Der einzige Ausweg aus dieser Situation ist, eine Pflichtabgabe eines Teils des Öl der großen Unternehmen an private Vertriebe einzuführen. Doch keiner wird sich trauen es einzuführen. Nach Berechnung des Energieministers der RF Sergej Schmatko, haben die Einnahmen und Abgaben der Ölbranche rund 52% der Haushaltskasse im Jahr 2010 ausgemacht.

Mit den Öl-Imperien ist die Regierung zu stark verbunden. Doch weitere Krisen und Preissprünge kann man durch drastische Maßnahmen vermeiden. Die Behandlung der Symptome der russischen "Benzinkrankheit" hat sich als nutzlos erwiesen. Die Experten erklären, dass der Staat die Ölförderung nicht subventionieren kann, doch die Regierung kann solche Spielregeln aufstellen, welche den Binnenmarkt vor Preissprüngen der internationalen Ölpreise schützen und zur gleichen Zeit den Ölherstellern die Arbeit unter den Bedingungen der normalen Konkurrenz ermöglichen würden.

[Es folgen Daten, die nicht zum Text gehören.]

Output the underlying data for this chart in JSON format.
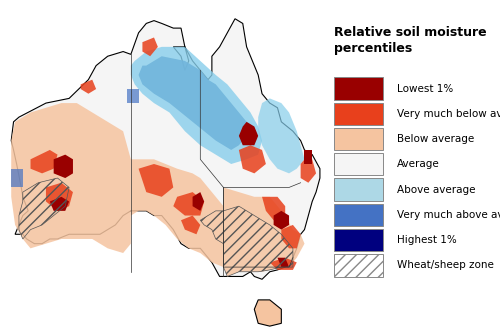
{
  "title": "Relative soil moisture\npercentiles",
  "legend_items": [
    {
      "label": "Lowest 1%",
      "color": "#990000",
      "hatch": null
    },
    {
      "label": "Very much below average",
      "color": "#E8401C",
      "hatch": null
    },
    {
      "label": "Below average",
      "color": "#F5C4A0",
      "hatch": null
    },
    {
      "label": "Average",
      "color": "#F5F5F5",
      "hatch": null
    },
    {
      "label": "Above average",
      "color": "#ADD8E6",
      "hatch": null
    },
    {
      "label": "Very much above average",
      "color": "#4472C4",
      "hatch": null
    },
    {
      "label": "Highest 1%",
      "color": "#00007F",
      "hatch": null
    },
    {
      "label": "Wheat/sheep zone",
      "color": "#FFFFFF",
      "hatch": "///"
    }
  ],
  "map_bg": "#FFFFFF",
  "fig_width": 5.0,
  "fig_height": 3.28,
  "dpi": 100
}
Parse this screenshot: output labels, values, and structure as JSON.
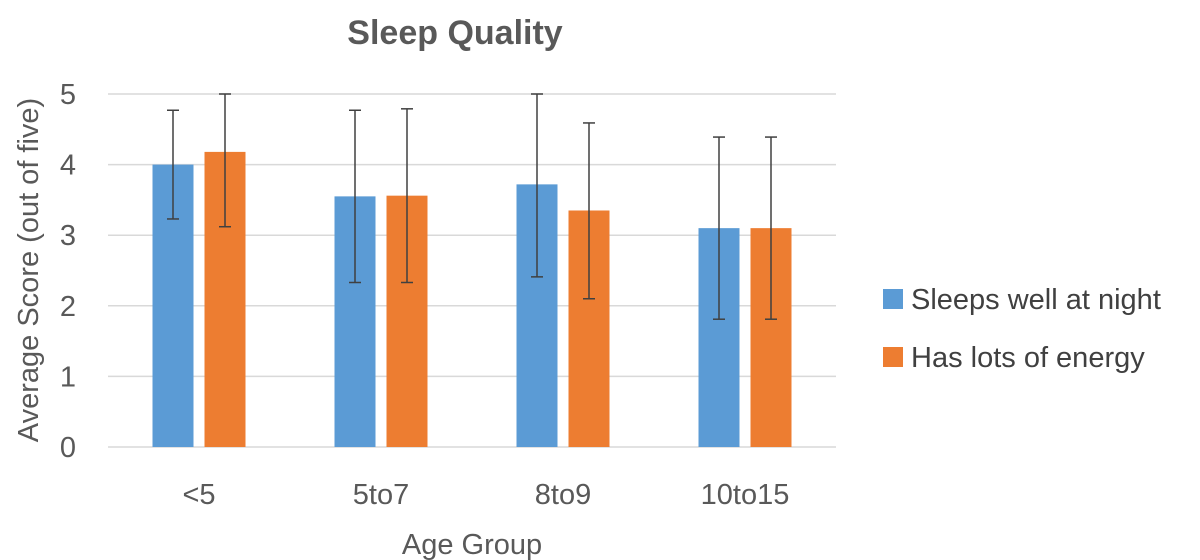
{
  "chart_data": {
    "type": "bar",
    "title": "Sleep Quality",
    "xlabel": "Age Group",
    "ylabel": "Average Score (out of five)",
    "categories": [
      "<5",
      "5to7",
      "8to9",
      "10to15"
    ],
    "ylim": [
      0,
      5
    ],
    "yticks": [
      0,
      1,
      2,
      3,
      4,
      5
    ],
    "grid": true,
    "legend_position": "right",
    "series": [
      {
        "name": "Sleeps well at night",
        "color": "#5b9bd5",
        "values": [
          4.0,
          3.55,
          3.72,
          3.1
        ],
        "error_low": [
          3.23,
          2.33,
          2.41,
          1.81
        ],
        "error_high": [
          4.77,
          4.77,
          5.0,
          4.39
        ]
      },
      {
        "name": "Has lots of energy",
        "color": "#ed7d31",
        "values": [
          4.18,
          3.56,
          3.35,
          3.1
        ],
        "error_low": [
          3.12,
          2.33,
          2.1,
          1.81
        ],
        "error_high": [
          5.0,
          4.79,
          4.59,
          4.39
        ]
      }
    ]
  }
}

"Die Verbraucher müssen für die Änderung der Situation an Weltmärkten bezahlen. So etwas gibt es nicht in anderen Ländern. In solchen Augenblicken müssen unsere Steuern eben eingesetzt bzw. gesenkt werden, um die Preise auf einem Niveau zu halten. Der Föderale Antimonopoldienst hat sich dafür ausgesprochen und wir halten das für richtig". - betont Pavel Strokow. Seiner Ansicht nach, muss man die Förderungssteuer von den Ölpreisen am Weltmarkt losbinden.

In der Wahlsaison 2011-2012 wird Kreml, höchstwahrscheinlich die Appetite der Öl-Riesen mit der Peitsche reduzieren, doch nach der Präsidentschaftswahlim kommenden Frühjahr werden sie ihr Zuckerbrot verlangen. Die Russen können sich keine Benzinvorräte anlegen. Ihr Einkommen wird höchstwahrscheinlich auch nicht wachsen. Die Aussicht ist trüb, die Russen werden weniger mit dem Auto fahren müssen, doch dazu sind sie noch nicht bereit. Ein Benzin-Galgen ist für Russland unvermeidlich.